At Yasukuni, particularly at the adjacent Yushukan museum, visitors are presented with a whitewashed view of history in which Japanese soldiers, like fleetingly beautiful cherry blossoms, were glorious liberators and victims but never aggressors.
"The two museums represent degrees of revisionism," says one Washington observer.
The leaders of the world's two biggest economies, who fly down to Memphis on Air Force One today, will not get special treatment at Graceland. As always, the upstairs of the house, including the bathroom where Elvis died, will be discreetly cordoned off.
Jack Soden, the thoughtful chief executive of Elvis Presley Enterprises, defends the partial view of Elvis's home, saying: "There is no respectful or dignified way to include it in a tour of the house."
The official Graceland version of events has Elvis dying, at 42, of cardiac arrhythmia, shortly after he played two of his favourite songs on one of the mansion's several pianos. Or, as it says on Elvis's gravestone in a phrase that would not be entirely out of place at Yasukuni: "God saw that he needed some rest and called him home to be with him."
Elisa Brewer, who has visited Graceland, says: "I think he fell off the toilet and suffocated in vomit, or in the shag carpet."
The receptionist at Graceland's corporate office will only say: "They say he died of a heart attack. So that's what we go by."
So far as airbrushing history goes, this is mild stuff. The same, say critics, cannot be said for the Yushukan museum, with its proud displays of Zero fighter aircraft and glorification of war. The museum, updated in 2002, presents a view of history that most Chinese, South Koreans and (sotto voce) American officials find entirely distasteful.
The Nanjing massacre, for example, is presented as a liberation, while all mention of Japan's use of chemical weapons, human vivisection and Korean sex slaves is omitted. The bombing of Pearl Harbor, where Elvis spent Dollars 65,000 constructing a memorial, is presented as forced by the allied blockade.
Thomas Schieffer, the US ambassador to Tokyo, concedes he dislikes the museum. But he refrains from criticising Mr Koizumi's pilgrimages to Yasukuni, even though war criminals convicted by the Americans are honoured there. "I think the museum is very disturbing, but I think the museum and the prime minister's visit to Yasukuni are separate issues," he says.
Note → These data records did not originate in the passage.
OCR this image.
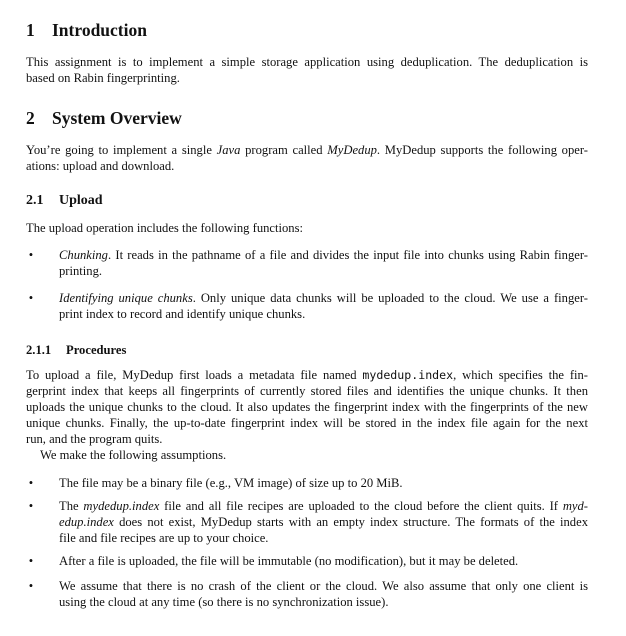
1 Introduction
This assignment is to implement a simple storage application using deduplication. The deduplication is
based on Rabin fingerprinting.
2 System Overview
You’re going to implement a single Java program called MyDedup. MyDedup supports the following oper-
ations: upload and download.
2.1 Upload
The upload operation includes the following functions:
•	Chunking. It reads in the pathname of a file and divides the input file into chunks using Rabin finger-
printing.
•	Identifying unique chunks. Only unique data chunks will be uploaded to the cloud. We use a finger-
print index to record and identify unique chunks.
2.1.1 Procedures
To upload a file, MyDedup first loads a metadata file named mydedup.index, which specifies the fin-
gerprint index that keeps all fingerprints of currently stored files and identifies the unique chunks. It then
uploads the unique chunks to the cloud. It also updates the fingerprint index with the fingerprints of the new
unique chunks. Finally, the up-to-date fingerprint index will be stored in the index file again for the next
run, and the program quits.
We make the following assumptions.
•	The file may be a binary file (e.g., VM image) of size up to 20 MiB.
•	The mydedup.index file and all file recipes are uploaded to the cloud before the client quits. If myd-
edup.index does not exist, MyDedup starts with an empty index structure. The formats of the index
file and file recipes are up to your choice.
•	After a file is uploaded, the file will be immutable (no modification), but it may be deleted.
•	We assume that there is no crash of the client or the cloud. We also assume that only one client is
using the cloud at any time (so there is no synchronization issue).
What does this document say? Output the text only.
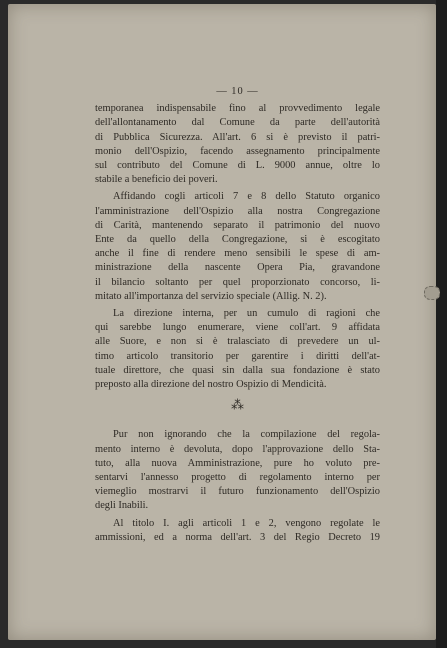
— 10 —
temporanea indispensabile fino al provvedimento legale
dell'allontanamento dal Comune da parte dell'autorità
di Pubblica Sicurezza. All'art. 6 si è previsto il patri-
monio dell'Ospizio, facendo assegnamento principalmente
sul contributo del Comune di L. 9000 annue, oltre lo
stabile a beneficio dei poveri.
Affidando cogli articoli 7 e 8 dello Statuto organico
l'amministrazione dell'Ospizio alla nostra Congregazione
di Carità, mantenendo separato il patrimonio del nuovo
Ente da quello della Congregazione, si è escogitato
anche il fine di rendere meno sensibili le spese di am-
ministrazione della nascente Opera Pia, gravandone
il bilancio soltanto per quel proporzionato concorso, li-
mitato all'importanza del servizio speciale (Allig. N. 2).
La direzione interna, per un cumulo di ragioni che
qui sarebbe lungo enumerare, viene coll'art. 9 affidata
alle Suore, e non si è tralasciato di prevedere un ul-
timo articolo transitorio per garentire i diritti dell'at-
tuale direttore, che quasi sin dalla sua fondazione è stato
preposto alla direzione del nostro Ospizio di Mendicità.
⁂
Pur non ignorando che la compilazione del regola-
mento interno è devoluta, dopo l'approvazione dello Sta-
tuto, alla nuova Amministrazione, pure ho voluto pre-
sentarvi l'annesso progetto di regolamento interno per
viemeglio mostrarvi il futuro funzionamento dell'Ospizio
degli Inabili.
Al titolo I. agli articoli 1 e 2, vengono regolate le
ammissioni, ed a norma dell'art. 3 del Regio Decreto 19
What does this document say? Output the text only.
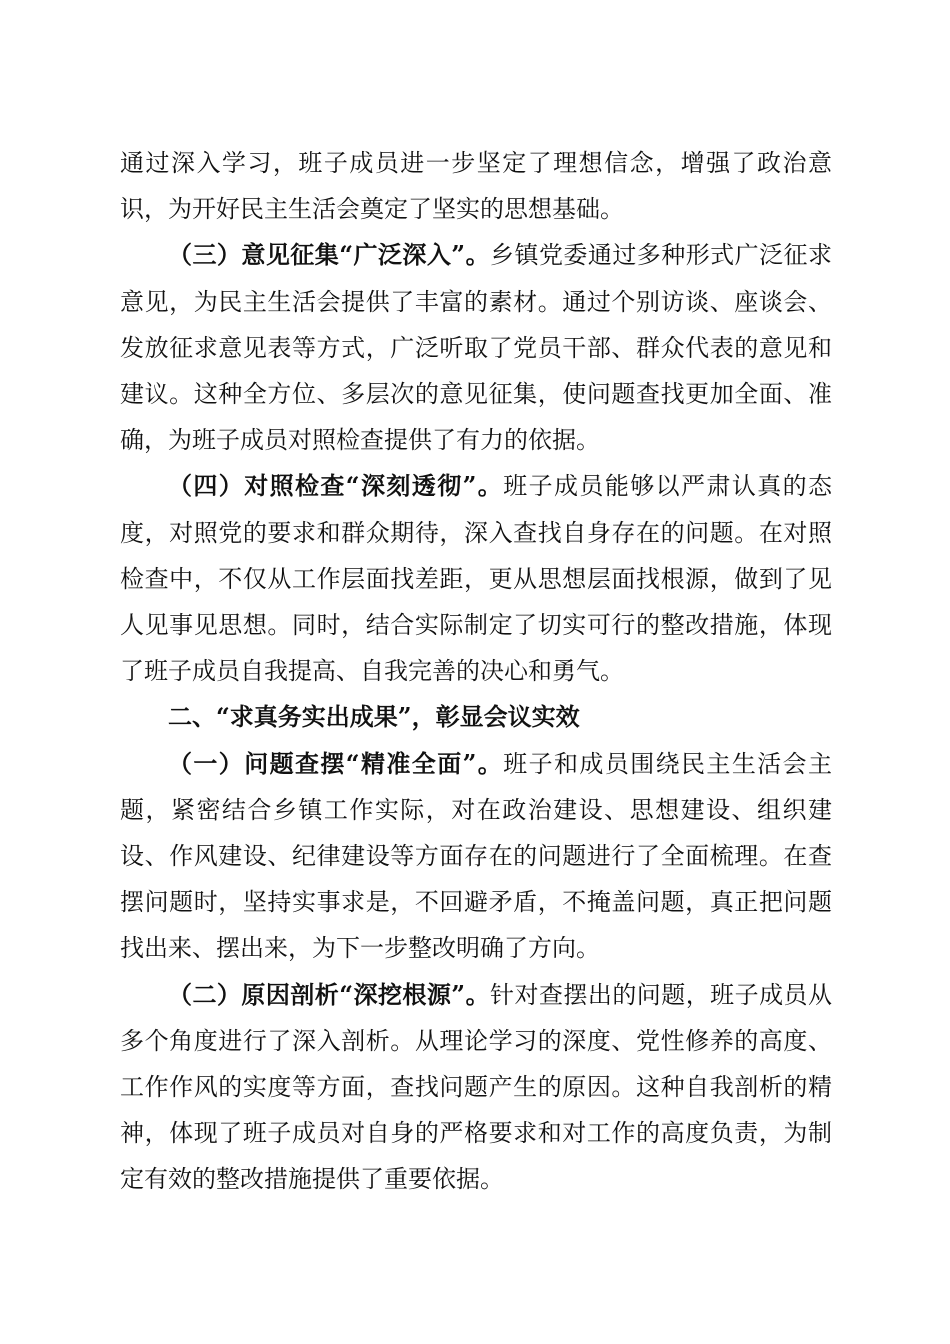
通过深入学习，班子成员进一步坚定了理想信念，增强了政治意识，为开好民主生活会奠定了坚实的思想基础。

（三）意见征集“广泛深入”。乡镇党委通过多种形式广泛征求意见，为民主生活会提供了丰富的素材。通过个别访谈、座谈会、发放征求意见表等方式，广泛听取了党员干部、群众代表的意见和建议。这种全方位、多层次的意见征集，使问题查找更加全面、准确，为班子成员对照检查提供了有力的依据。

（四）对照检查“深刻透彻”。班子成员能够以严肃认真的态度，对照党的要求和群众期待，深入查找自身存在的问题。在对照检查中，不仅从工作层面找差距，更从思想层面找根源，做到了见人见事见思想。同时，结合实际制定了切实可行的整改措施，体现了班子成员自我提高、自我完善的决心和勇气。

二、“求真务实出成果”，彰显会议实效

（一）问题查摆“精准全面”。班子和成员围绕民主生活会主题，紧密结合乡镇工作实际，对在政治建设、思想建设、组织建设、作风建设、纪律建设等方面存在的问题进行了全面梳理。在查摆问题时，坚持实事求是，不回避矛盾，不掩盖问题，真正把问题找出来、摆出来，为下一步整改明确了方向。

（二）原因剖析“深挖根源”。针对查摆出的问题，班子成员从多个角度进行了深入剖析。从理论学习的深度、党性修养的高度、工作作风的实度等方面，查找问题产生的原因。这种自我剖析的精神，体现了班子成员对自身的严格要求和对工作的高度负责，为制定有效的整改措施提供了重要依据。
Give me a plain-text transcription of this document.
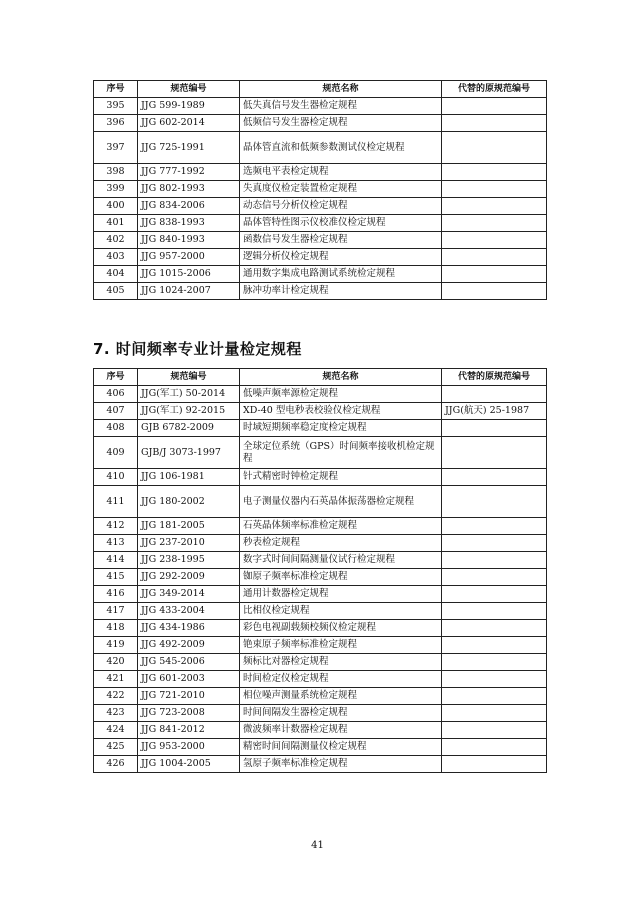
序号	规范编号	规范名称	代替的原规范编号
395	JJG 599-1989	低失真信号发生器检定规程	
396	JJG 602-2014	低频信号发生器检定规程	
397	JJG 725-1991	晶体管直流和低频参数测试仪检定规程	
398	JJG 777-1992	选频电平表检定规程	
399	JJG 802-1993	失真度仪检定装置检定规程	
400	JJG 834-2006	动态信号分析仪检定规程	
401	JJG 838-1993	晶体管特性图示仪校准仪检定规程	
402	JJG 840-1993	函数信号发生器检定规程	
403	JJG 957-2000	逻辑分析仪检定规程	
404	JJG 1015-2006	通用数字集成电路测试系统检定规程	
405	JJG 1024-2007	脉冲功率计检定规程	
7. 时间频率专业计量检定规程
序号	规范编号	规范名称	代替的原规范编号
406	JJG(军工) 50-2014	低噪声频率源检定规程	
407	JJG(军工) 92-2015	XD-40 型电秒表校验仪检定规程	JJG(航天) 25-1987
408	GJB 6782-2009	时域短期频率稳定度检定规程	
409	GJB/J 3073-1997	全球定位系统（GPS）时间频率接收机检定规程	
410	JJG 106-1981	针式精密时钟检定规程	
411	JJG 180-2002	电子测量仪器内石英晶体振荡器检定规程	
412	JJG 181-2005	石英晶体频率标准检定规程	
413	JJG 237-2010	秒表检定规程	
414	JJG 238-1995	数字式时间间隔测量仪试行检定规程	
415	JJG 292-2009	铷原子频率标准检定规程	
416	JJG 349-2014	通用计数器检定规程	
417	JJG 433-2004	比相仪检定规程	
418	JJG 434-1986	彩色电视副载频校频仪检定规程	
419	JJG 492-2009	铯束原子频率标准检定规程	
420	JJG 545-2006	频标比对器检定规程	
421	JJG 601-2003	时间检定仪检定规程	
422	JJG 721-2010	相位噪声测量系统检定规程	
423	JJG 723-2008	时间间隔发生器检定规程	
424	JJG 841-2012	微波频率计数器检定规程	
425	JJG 953-2000	精密时间间隔测量仪检定规程	
426	JJG 1004-2005	氢原子频率标准检定规程	
41
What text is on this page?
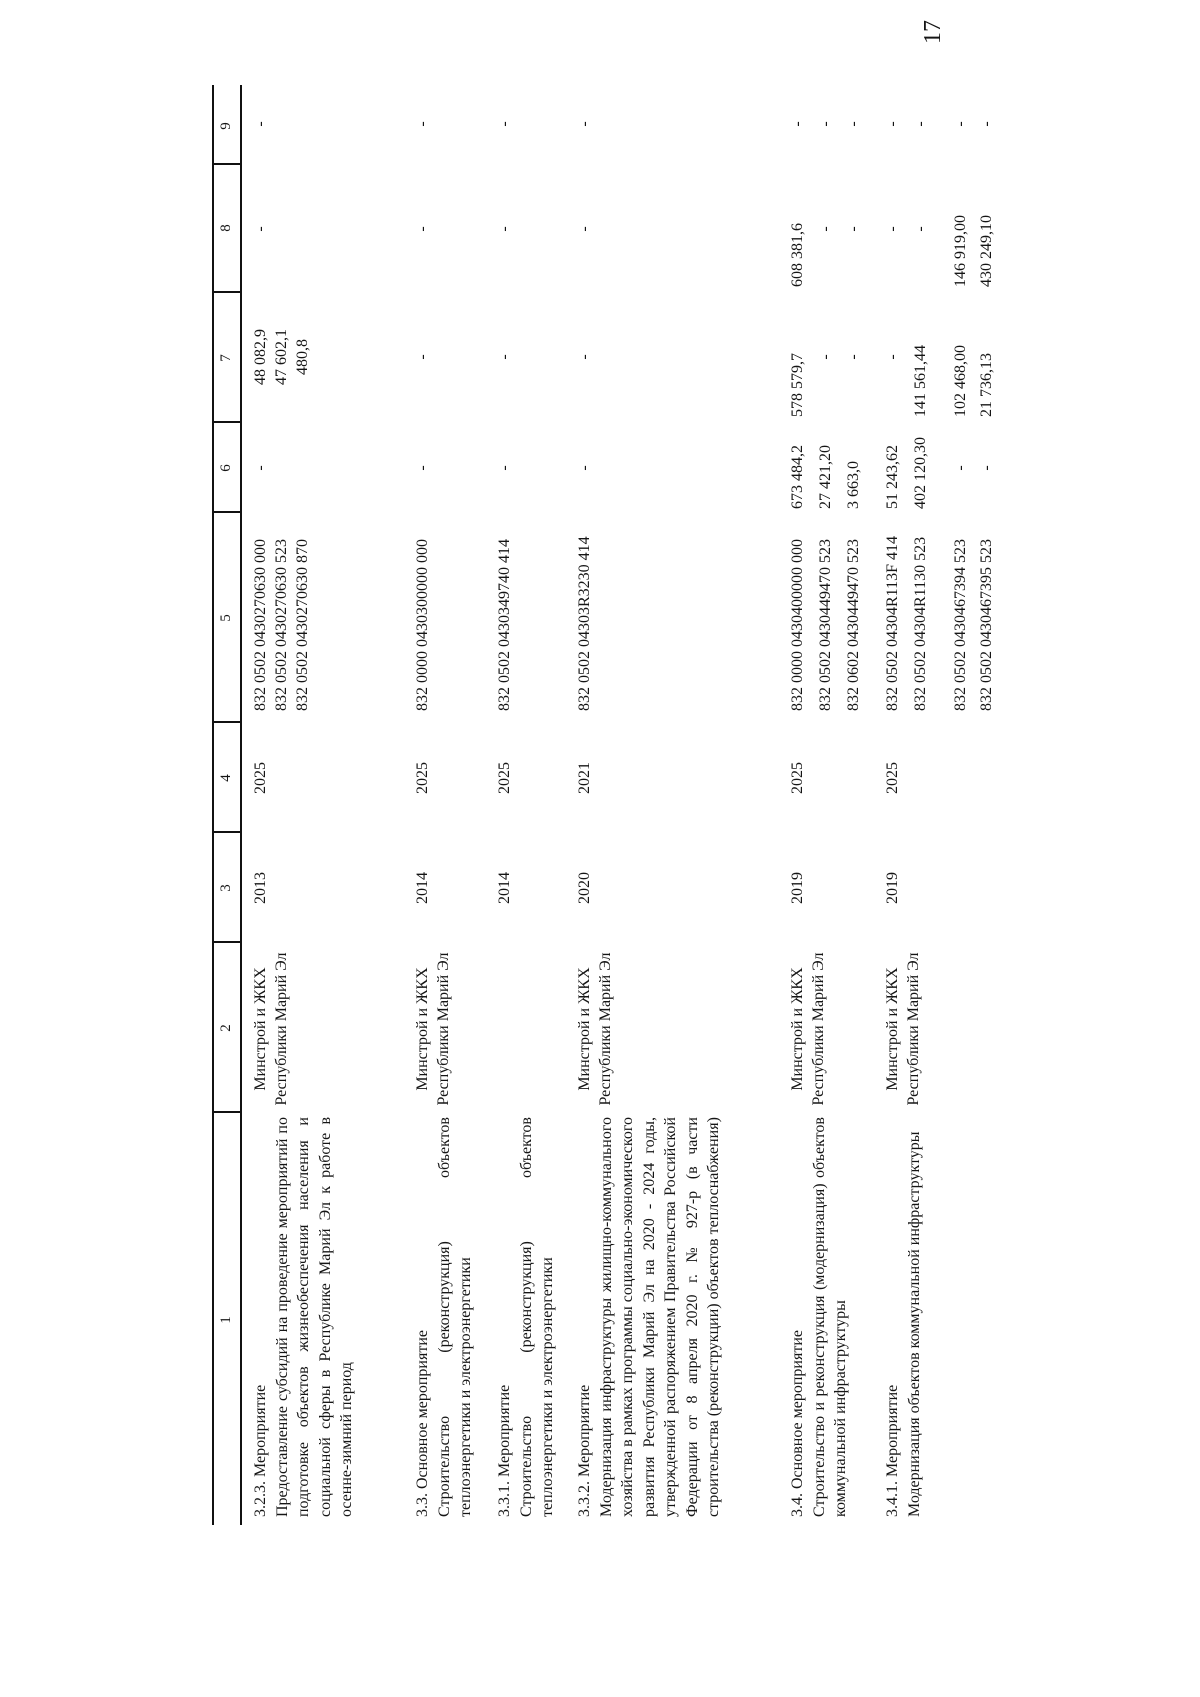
17
1
2
3
4
5
6
7
8
9
3.2.3. Мероприятие Предоставление субсидий на проведение мероприятий по подготовке объектов жизнеобеспечения населения и социальной сферы в Республике Марий Эл к работе в осенне-зимний период
Минстрой и ЖКХ Республики Марий Эл
2013
2025
832 0502 0430270630 000 832 0502 0430270630 523 832 0502 0430270630 870
-
48 082,9 47 602,1 480,8
-
-
3.3. Основное мероприятие Строительство (реконструкция) объектов теплоэнергетики и электроэнергетики
Минстрой и ЖКХ Республики Марий Эл
2014
2025
832 0000 0430300000 000
-
-
-
-
3.3.1. Мероприятие Строительство (реконструкция) объектов теплоэнергетики и электроэнергетики
2014
2025
832 0502 0430349740 414
-
-
-
-
3.3.2. Мероприятие Модернизация инфраструктуры жилищно-коммунального хозяйства в рамках программы социально-экономического развития Республики Марий Эл на 2020 - 2024 годы, утвержденной распоряжением Правительства Российской Федерации от 8 апреля 2020 г. № 927-р (в части строительства (реконструкции) объектов теплоснабжения)
Минстрой и ЖКХ Республики Марий Эл
2020
2021
832 0502 04303R3230 414
-
-
-
-
3.4. Основное мероприятие Строительство и реконструкция (модернизация) объектов коммунальной инфраструктуры
Минстрой и ЖКХ Республики Марий Эл
2019
2025
832 0000 0430400000 000 832 0502 0430449470 523 832 0602 0430449470 523
673 484,2 27 421,20 3 663,0
578 579,7 - -
608 381,6 - -
- - -
3.4.1. Мероприятие Модернизация объектов коммунальной инфраструктуры
Минстрой и ЖКХ Республики Марий Эл
2019
2025
832 0502 04304R113F 414 832 0502 04304R1130 523 832 0502 0430467394 523 832 0502 0430467395 523
51 243,62 402 120,30 - -
- 141 561,44 102 468,00 21 736,13
- - 146 919,00 430 249,10
- - - -
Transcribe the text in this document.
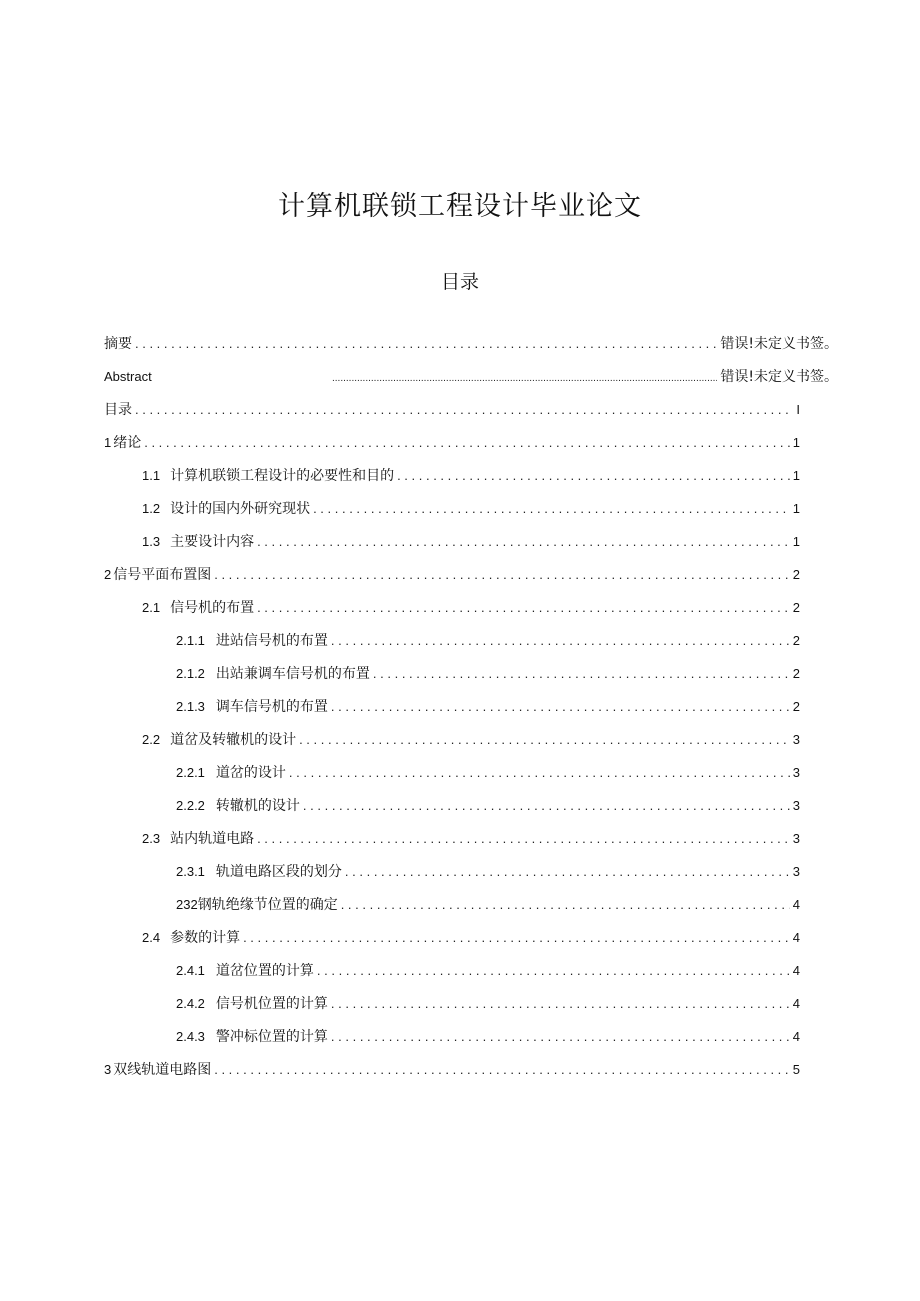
计算机联锁工程设计毕业论文
目录
摘要 . . .	错误!未定义书签。
Abstract .....	错误!未定义书签。
目录 . . .	I
1 绪论 . . .	1
1.1 计算机联锁工程设计的必要性和目的 . . .	1
1.2 设计的国内外研究现状 . . .	1
1.3 主要设计内容 . . .	1
2 信号平面布置图 . . .	2
2.1 信号机的布置 . . .	2
2.1.1 进站信号机的布置 . . .	2
2.1.2 出站兼调车信号机的布置 . . .	2
2.1.3 调车信号机的布置 . . .	2
2.2 道岔及转辙机的设计 . . .	3
2.2.1 道岔的设计 . . .	3
2.2.2 转辙机的设计 . . .	3
2.3 站内轨道电路 . . .	3
2.3.1 轨道电路区段的划分 . . .	3
232 钢轨绝缘节位置的确定 . . .	4
2.4 参数的计算 . . .	4
2.4.1 道岔位置的计算 . . .	4
2.4.2 信号机位置的计算 . . .	4
2.4.3 警冲标位置的计算 . . .	4
3 双线轨道电路图 . . .	5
Mr Koizumi is widely expected to make his final pilgrimage to Yasukuni as prime minister on August 15, the anniversary of the war's end and the most controversial possible day for a visit.
Mr Bush will certainly not be accompanying him. But the US ambassador is delighted that Mr Koizumi is going to Graceland.
"It's a part of America, and to have the prime minister get a feel for it will be fun. It will also give him a better idea of what America is all about."